期刊介绍： Toxicology and Applied Pharmacology publishes original scientific research of relevance to animals or humans pertaining to the action of chemicals, drugs, or chemically-defined natural products. Regular articles address mechanistic approaches to physiological, pharmacologic, biochemical, cellular, or molecular understanding of toxicologic/pathologic lesions and to methods used to describe these responses. Safety Science articles address outstanding state-of-the-art preclinical and human translational characterization of drug and chemical safety employing cutting-edge science.

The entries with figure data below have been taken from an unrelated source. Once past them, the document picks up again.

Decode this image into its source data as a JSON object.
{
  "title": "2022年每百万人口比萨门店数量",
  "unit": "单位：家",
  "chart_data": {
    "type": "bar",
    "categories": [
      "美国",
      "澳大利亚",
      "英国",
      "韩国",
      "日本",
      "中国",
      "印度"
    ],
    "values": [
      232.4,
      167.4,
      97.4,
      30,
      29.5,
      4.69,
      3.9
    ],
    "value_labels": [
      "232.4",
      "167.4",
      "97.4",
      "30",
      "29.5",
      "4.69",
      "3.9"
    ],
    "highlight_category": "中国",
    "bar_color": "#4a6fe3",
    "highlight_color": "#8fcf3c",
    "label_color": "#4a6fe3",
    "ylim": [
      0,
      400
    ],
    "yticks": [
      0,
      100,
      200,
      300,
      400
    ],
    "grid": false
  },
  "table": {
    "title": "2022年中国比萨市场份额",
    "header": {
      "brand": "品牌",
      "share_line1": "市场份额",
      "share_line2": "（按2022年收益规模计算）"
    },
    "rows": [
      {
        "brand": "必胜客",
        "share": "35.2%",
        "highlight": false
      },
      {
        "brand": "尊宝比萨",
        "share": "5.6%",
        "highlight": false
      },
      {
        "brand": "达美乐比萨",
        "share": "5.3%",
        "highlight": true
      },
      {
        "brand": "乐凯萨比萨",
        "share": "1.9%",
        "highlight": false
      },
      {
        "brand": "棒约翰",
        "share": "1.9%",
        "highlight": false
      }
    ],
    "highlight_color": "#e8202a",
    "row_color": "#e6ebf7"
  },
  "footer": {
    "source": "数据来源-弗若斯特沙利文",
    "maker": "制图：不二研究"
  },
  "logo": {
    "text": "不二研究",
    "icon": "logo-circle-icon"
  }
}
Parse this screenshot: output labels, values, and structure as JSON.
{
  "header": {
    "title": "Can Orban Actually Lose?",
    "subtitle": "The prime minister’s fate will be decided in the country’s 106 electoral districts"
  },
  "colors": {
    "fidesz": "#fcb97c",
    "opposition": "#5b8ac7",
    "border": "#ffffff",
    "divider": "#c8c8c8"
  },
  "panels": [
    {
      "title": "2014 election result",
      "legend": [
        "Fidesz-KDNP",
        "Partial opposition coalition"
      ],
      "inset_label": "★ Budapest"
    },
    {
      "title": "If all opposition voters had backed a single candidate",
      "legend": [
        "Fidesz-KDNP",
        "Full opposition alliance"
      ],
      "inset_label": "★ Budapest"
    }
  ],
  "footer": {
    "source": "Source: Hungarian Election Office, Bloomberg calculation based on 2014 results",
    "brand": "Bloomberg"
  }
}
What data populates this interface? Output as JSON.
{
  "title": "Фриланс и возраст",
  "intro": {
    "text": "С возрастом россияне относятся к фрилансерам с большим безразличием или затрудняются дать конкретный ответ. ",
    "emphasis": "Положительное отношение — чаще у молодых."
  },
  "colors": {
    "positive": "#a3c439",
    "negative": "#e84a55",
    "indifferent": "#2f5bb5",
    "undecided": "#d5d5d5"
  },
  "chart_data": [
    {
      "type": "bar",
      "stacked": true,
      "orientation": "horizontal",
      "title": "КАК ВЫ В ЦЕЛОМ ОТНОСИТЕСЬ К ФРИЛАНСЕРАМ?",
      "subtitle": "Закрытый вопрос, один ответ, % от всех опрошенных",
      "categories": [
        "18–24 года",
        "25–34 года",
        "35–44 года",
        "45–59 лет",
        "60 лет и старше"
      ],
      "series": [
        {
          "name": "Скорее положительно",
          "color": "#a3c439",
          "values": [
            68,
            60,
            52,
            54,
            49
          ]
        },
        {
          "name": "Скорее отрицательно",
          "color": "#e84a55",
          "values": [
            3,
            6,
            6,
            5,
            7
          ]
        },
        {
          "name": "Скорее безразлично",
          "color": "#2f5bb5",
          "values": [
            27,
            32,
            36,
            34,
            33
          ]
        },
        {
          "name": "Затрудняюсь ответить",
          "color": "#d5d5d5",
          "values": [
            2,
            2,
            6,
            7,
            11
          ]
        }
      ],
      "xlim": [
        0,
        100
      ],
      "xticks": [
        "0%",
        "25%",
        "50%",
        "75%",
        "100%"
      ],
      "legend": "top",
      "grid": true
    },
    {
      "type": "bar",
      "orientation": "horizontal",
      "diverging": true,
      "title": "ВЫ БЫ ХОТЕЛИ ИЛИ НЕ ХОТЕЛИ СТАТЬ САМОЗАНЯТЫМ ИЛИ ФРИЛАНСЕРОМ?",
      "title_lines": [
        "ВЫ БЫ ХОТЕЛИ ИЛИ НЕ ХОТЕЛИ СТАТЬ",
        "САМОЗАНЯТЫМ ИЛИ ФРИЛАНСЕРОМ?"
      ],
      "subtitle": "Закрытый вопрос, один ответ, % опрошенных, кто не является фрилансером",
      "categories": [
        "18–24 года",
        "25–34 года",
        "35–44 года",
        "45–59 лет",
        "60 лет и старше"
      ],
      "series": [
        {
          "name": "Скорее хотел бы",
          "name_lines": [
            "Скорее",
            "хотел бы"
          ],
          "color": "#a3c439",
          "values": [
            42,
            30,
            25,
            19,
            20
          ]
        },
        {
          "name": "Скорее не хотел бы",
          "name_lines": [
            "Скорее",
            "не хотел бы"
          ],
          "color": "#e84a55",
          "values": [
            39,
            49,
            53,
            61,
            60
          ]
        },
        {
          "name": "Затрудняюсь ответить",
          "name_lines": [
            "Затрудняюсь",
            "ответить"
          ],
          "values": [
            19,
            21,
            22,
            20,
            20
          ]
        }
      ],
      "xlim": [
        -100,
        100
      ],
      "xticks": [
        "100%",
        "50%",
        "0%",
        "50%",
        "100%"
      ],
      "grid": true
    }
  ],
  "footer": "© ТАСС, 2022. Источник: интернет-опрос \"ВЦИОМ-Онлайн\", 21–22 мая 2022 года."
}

Highly significant Regulatory Safety Science articles will also be considered in this category. Papers concerned with alternatives to the use of experimental animals are encouraged. Short articles report on high impact studies of broad interest to readers of TAAP that would benefit from rapid publication. These articles should contain no more than a combined total of four figures and tables. Authors should include in their cover letter the justification for consideration of their manuscript as a short article.